Azarenka made a push from there, winning three straight games to take a 3-1 lead, but Bartoli stepped it up another notch from there, dominating rallies with deep, penetrating blasts off both wings - she won five games in a row to win the match, and ran away with it at the very end: she won 14 of the last 16 points.
"The key for me tonight was belief, to really step on the court trying to win the match, having a game plan and going for my shots," Bartoli said in her press conference. "When you play someone who has been winning so much, it's even harder because she has so much confidence. And it was a very demanding match on the fitness side too, because she hits it extremely early and puts a lot of pressure on you, and makes you run a lot, especially side to side.
"I had to work very hard in the points and stay tough physically and mentally, but at the end I was so happy I was able to do that and win tonight."
Bartoli also pointed to mental toughness as a key factor. "When we played in Sydney this year, I was up 5-2 in the first set and 4-1 in the second set, and I lost both sets - so I knew I had to stay really mentally tough and not show her anything, just totally block out the negative things. Even when I lost those three games in a row, I didn't get down on myself - I had this positive energy. I was able to turn the match around again and step inside the court and play some great points. I'm so happy I could do that in front of Vika and this great crowd."
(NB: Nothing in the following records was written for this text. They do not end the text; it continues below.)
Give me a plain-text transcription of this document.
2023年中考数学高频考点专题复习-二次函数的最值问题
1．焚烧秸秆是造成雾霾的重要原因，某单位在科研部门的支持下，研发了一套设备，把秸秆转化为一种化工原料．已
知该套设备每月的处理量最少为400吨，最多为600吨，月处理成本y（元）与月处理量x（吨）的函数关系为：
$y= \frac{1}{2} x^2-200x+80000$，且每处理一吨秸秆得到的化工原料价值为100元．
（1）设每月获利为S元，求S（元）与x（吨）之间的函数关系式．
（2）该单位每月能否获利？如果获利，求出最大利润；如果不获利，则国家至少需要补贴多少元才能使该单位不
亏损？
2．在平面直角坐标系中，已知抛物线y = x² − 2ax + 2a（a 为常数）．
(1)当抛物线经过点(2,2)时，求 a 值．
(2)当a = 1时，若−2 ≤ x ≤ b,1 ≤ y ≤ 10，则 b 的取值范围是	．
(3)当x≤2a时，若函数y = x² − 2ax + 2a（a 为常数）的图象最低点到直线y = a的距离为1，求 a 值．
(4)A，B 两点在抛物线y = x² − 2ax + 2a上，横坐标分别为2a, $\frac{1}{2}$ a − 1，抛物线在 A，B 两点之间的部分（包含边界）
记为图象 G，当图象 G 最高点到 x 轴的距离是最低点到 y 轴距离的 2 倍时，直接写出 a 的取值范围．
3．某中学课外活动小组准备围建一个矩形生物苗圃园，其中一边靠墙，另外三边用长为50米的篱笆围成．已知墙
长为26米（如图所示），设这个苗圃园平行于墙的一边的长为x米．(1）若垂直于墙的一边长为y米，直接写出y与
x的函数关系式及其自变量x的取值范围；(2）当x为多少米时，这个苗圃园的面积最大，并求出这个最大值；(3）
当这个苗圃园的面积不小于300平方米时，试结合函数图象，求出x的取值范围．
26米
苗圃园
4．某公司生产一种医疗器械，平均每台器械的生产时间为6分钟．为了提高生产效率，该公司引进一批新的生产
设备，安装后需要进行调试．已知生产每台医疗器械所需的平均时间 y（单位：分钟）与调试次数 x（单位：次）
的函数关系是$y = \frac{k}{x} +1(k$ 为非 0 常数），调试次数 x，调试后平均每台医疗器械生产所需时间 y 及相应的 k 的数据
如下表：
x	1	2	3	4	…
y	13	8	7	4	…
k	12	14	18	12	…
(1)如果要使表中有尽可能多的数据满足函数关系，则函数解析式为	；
Bartoli finished the match with a positive differential of winners to unforced errors of +2 (27 winners to 25 unforced errors); Azarenka finished at -14 (16 to 30).
The victory was Bartoli's third over a reigning World No.1. Her previous two both came at Grand Slams, first Justine Henin in the 2007 Wimbledon semifinals, then Jelena Jankovic in the fourth round of the 2009 Australian Open.
Bartoli has No.5 seed Agnieszka Radwanska next. The head-to-head is daunting: Radwanska has beaten Bartoli all six times they have played, Bartoli winning the first set they played but Radwanska winning all 12 since.
"There's always a first for everything, so hopefully it's going to be my first tomorrow," Bartoli said. "I know it's not going to be easy though, that's for sure. She has been extremely consistent for a while now, since I think the beginning of the Asian tournaments last year when she just started to win absolutely everything. I know I will have to run a lot, and a lot more forward, because I know she's going to make a lot of drop shots. But I'm going to be ready."